Who wouldn't want to implement a process that helps to build resilience and empathy in students? Design Thinking does just that but it needs to be so much more than a process to be effective, it needs to be cultural.
I am so fortunate to be in an environment that has successfully developed a culture of thinking through the work of Project Zero at Harvard, more specifically though Ron Ritchhart's and David Perkins's Making Thinking Visible. When students are able to articulate their thinking, guided by established thinking routines, across curricular boundaries, they both deepen their understanding of the content itself, as well as develop strong metacognitive and critical skills. When I walk down the hallways of our buildings, it is easy to see the evidence of student thinking everywhere about everything. Our walls have become learning spaces for all.
About three years ago, I started reading and learning about Design Thinking and it felt like a perfect fit with Visible Thinking. Interestingly, Project Zero has adda component on Design Thinking to its collection of research projects. Several years ago I journeyed out to California, hotbed of design thinking and maker spaces, and was lucky enough to attend Nueva School's Design Thinking Institute as well as the Design, Do, Discover event at Castilleja School. My brain felt like it was on fire - I could really see the possibilities of layering design thinking on top of visible thinking, especially in the areas of work in the Fab Lab. One process feeds the other and elevates the results to new levels.
What if you took this combo live with iPads? It was with great interest that I read Richard's post on Design Thinking with iPads. I've been a fan of @iPadWells ( +iPadWells NZ ) work on iPads for quite some time and this post provides a great summary of design thinking and how one could create lessons and a workflow for the process using an iPad. I love his design challenge prompts such as design an app that would have helped George Washington win the the American Revolution in half the time.
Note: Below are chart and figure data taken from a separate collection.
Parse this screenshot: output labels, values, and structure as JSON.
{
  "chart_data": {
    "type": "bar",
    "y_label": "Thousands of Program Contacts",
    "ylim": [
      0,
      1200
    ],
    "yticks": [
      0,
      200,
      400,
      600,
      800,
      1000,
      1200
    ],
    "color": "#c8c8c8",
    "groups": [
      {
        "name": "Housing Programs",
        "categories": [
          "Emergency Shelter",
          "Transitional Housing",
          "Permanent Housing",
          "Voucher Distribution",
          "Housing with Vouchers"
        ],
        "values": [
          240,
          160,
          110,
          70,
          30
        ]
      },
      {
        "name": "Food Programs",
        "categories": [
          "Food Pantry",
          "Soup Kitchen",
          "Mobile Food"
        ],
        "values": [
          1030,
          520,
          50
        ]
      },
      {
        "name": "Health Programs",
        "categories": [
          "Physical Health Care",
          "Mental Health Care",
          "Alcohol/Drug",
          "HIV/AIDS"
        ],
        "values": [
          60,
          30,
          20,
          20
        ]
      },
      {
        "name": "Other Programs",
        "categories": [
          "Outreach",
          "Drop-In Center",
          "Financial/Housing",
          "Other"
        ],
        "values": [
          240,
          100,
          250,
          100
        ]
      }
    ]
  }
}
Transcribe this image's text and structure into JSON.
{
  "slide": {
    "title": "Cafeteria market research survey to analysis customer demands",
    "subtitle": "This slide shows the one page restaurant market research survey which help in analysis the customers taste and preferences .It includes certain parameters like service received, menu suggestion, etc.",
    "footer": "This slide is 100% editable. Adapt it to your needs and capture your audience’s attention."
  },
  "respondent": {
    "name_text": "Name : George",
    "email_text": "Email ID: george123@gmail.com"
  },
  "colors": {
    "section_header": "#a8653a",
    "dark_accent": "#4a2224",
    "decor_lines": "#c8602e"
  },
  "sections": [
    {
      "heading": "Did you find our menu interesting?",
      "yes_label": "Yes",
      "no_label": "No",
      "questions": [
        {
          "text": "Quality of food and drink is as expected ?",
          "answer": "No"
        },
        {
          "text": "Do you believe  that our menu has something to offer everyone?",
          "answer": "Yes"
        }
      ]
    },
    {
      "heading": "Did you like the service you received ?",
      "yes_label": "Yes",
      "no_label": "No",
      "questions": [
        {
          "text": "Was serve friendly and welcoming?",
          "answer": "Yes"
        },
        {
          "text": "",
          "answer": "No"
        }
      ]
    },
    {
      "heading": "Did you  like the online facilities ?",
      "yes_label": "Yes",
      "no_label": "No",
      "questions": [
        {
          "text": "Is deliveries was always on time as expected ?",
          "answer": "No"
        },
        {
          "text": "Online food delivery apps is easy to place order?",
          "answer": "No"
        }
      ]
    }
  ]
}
Using various brainstorming apps that make thinking visible such as Padlet, help spur the thought process. Design thinking is best when it is a communal process. I think of the work going on in the new Burlington Maker Space where ideas come to life and where makers get feedback from their neighbors who may be an electrical engineer or a mechanical engineer or a plumber- the idea being that design is a constant iterative process and that the smartest person in the room is the room so creating a space where different members of a community can come in and work on ideas breeds innovation and creativity. Why not do the same in the classroom?